• Robert Lockhart
    170
    It’s always struck me as sounding a bit paradoxical whenever I hear an outstanding looking person being described as ‘ridiculously good looking’, inasmuch as the pejorative term ‘ridiculous’ would seem ostensibly to be a rather odd type of designation to use in such a context. The term is of course similarly employed in many other instances – like for example how good a pizza might happen to taste – and is intended to mean ‘extremely’, but the paradox in the usage seems to me to be at its’ most blatant when occurring in the context of describing physical beauty – and also possibly at its’ most interesting. Perhaps of course it’s ‘just me’, but why - when I hear the term being used in the latter context - do I frequently get the irresistible impression that what is actually being subliminally expressed is the idea, ‘Somehow this just should not be.’?

    Suppose everything constituting our human situation were descended exclusively from logical causes. Such a reality would then entail that every phenomena that was logically possible would in principle be manifestable to its’ logical limit in the abstract – including for example, within the context of human physionomy, every degree both of physical beauty and ugliness – and thus that in practice a state of absolute inequity in terms of personal situation would prevail among human beings. Of course, many types of inequity are not immediately obvious, as in for ex the extremes of variation which exists among individuals regarding personal ‘IQ’ level and, in that respect, variation in personal beauty could be considered as being merely the physically evident ‘tip of the iceberg’ regarding general inequity.

    Would it then be overly fanciful to speculate that the common use of the word ‘ridiculous’ in the context of the singularly obvious inequality referred to concerning personal appearance might be a behavioural example symptomatic of our subliminal recognition of the nihilism of the inequity which in practice would inevitably characterise our situation were it in fact to be thus exclusively descended from amoral logical causes?
  • T Clark
    13.8k
    It’s always struck me as sounding a bit paradoxical whenever I hear an outstanding looking person being described as ‘ridiculously good looking’, inasmuch as the pejorative term ‘ridiculous’ would seem ostensibly to be rather an odd type of designation to use in such a context.Robert Lockhart

    I like the use of "ridiculous" in this way. The first time I heard it used, I knew exactly what it meant. It's a replacement for "amazing" or "fantastic," but it has a different tone.

    Would it then be overly fanciful to speculate that the common use of the word ‘ridiculous’ in the context of the obvious inequality referred to concerning personal appearance might be a behavioural example symptomatic of our subliminal recognition of the nihilism of the inequity inevitably characterising in practice a situation which in fact is thus exclusively descended from amoral logical causes?Robert Lockhart

    "Overly fanciful?" I think the answer to your question is "yes," although, admittedly, I don't really know what your sentence means.

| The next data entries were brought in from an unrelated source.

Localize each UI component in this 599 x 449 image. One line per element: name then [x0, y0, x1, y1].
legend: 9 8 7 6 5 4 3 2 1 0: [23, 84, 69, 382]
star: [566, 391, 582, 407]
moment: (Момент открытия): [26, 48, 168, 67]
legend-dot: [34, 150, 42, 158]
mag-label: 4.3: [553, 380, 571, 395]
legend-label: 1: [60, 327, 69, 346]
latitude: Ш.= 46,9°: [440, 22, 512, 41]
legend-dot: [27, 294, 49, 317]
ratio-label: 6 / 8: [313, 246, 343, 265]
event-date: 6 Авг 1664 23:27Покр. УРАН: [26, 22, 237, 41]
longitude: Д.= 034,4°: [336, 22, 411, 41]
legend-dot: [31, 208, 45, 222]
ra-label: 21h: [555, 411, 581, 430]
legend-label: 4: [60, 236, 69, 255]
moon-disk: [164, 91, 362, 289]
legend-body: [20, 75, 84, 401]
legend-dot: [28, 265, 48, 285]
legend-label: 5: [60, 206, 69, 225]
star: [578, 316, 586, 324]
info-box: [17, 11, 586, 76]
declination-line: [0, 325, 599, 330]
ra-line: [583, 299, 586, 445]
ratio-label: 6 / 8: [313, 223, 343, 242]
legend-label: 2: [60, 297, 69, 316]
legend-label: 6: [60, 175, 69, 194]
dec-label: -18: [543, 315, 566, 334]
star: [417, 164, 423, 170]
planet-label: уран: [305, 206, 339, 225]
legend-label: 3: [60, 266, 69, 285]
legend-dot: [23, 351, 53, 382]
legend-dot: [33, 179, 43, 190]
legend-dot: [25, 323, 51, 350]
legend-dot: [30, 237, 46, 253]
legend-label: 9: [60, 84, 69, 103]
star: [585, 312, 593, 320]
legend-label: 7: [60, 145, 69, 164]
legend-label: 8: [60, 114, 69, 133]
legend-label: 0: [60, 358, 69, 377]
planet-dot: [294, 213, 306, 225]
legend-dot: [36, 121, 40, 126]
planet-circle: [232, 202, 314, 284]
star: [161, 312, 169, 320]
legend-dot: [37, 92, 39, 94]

    Suppose everything constituting our human situation were descended exclusively from logical causes. Such a reality would then entail that every phenomena that was logically possible would in principle be manifestable to its’ logical limit in the abstract – including for example every degree both of physical beauty and ugliness – and that in practice a state of absolute inequity in terms of personal situation would prevail among human beings.Robert Lockhart

    I have no idea with this means either. Forgive me, but sometimes it's hard to tell the difference between posters who are caught up in knots of words and those who are satirizing them.
  • Nils Loc
    1.4k
    It's about the resentment that folks have for an unfair distribution of traits. The ridiculously good looking are the same as the ridiculously ugly in terms of not having earned their lot (whatever that means). There is the possibility that no lots are really earned as much as casually determined unfoldings of preceding conditions.

    See Ressentiment

    Nihilism is an outgrowth of ressentiment, which is has its roots in displacement aggression.

    There is an anecdote I heard on the radio about the chimp who ripped the face off his keeper. His keeper was giving another chimp cake and this threw him into a violent rage, either from jealousy or envy. Maybe that is like a man's wife having intercourse with another man in front of him.

    Imagine a ridiculously beautiful face eating an ridiculously expensive cake on ridiculously cool plates, in a ridiculously fancy house, among ridiculously intelligent friends. We might as well be watching a television commercial. It must be a failure on my part as a human being but seeing such a spectacle makes me bitter, angry and resentful. I'm forever being reminded what I am not and what I don't have that is preferable to what I am and what I do have. I must be part chimp.
  • Robert Lockhart
    170
    Nils Loc: Well, I’m sure we could all agree that the inequity of the distribution of talents and advantages among human beings hardly corresponds with what we might expect to find in a situation resulting from ethical design. In fact, the more you witness in reality the degree of such inequity the more bizarre I think, regardless of whatever may be its’ ultimate cause, our situation strikes you as being, and therefore I’d say there is in fact some scope for the extraordinary speculation that sometimes in certain contexts our linguistic usage, allowing for its undoubted ambiguity, nonetheless may actually be representative of our subliminal sensing of the nihilism in fact characterising our condition!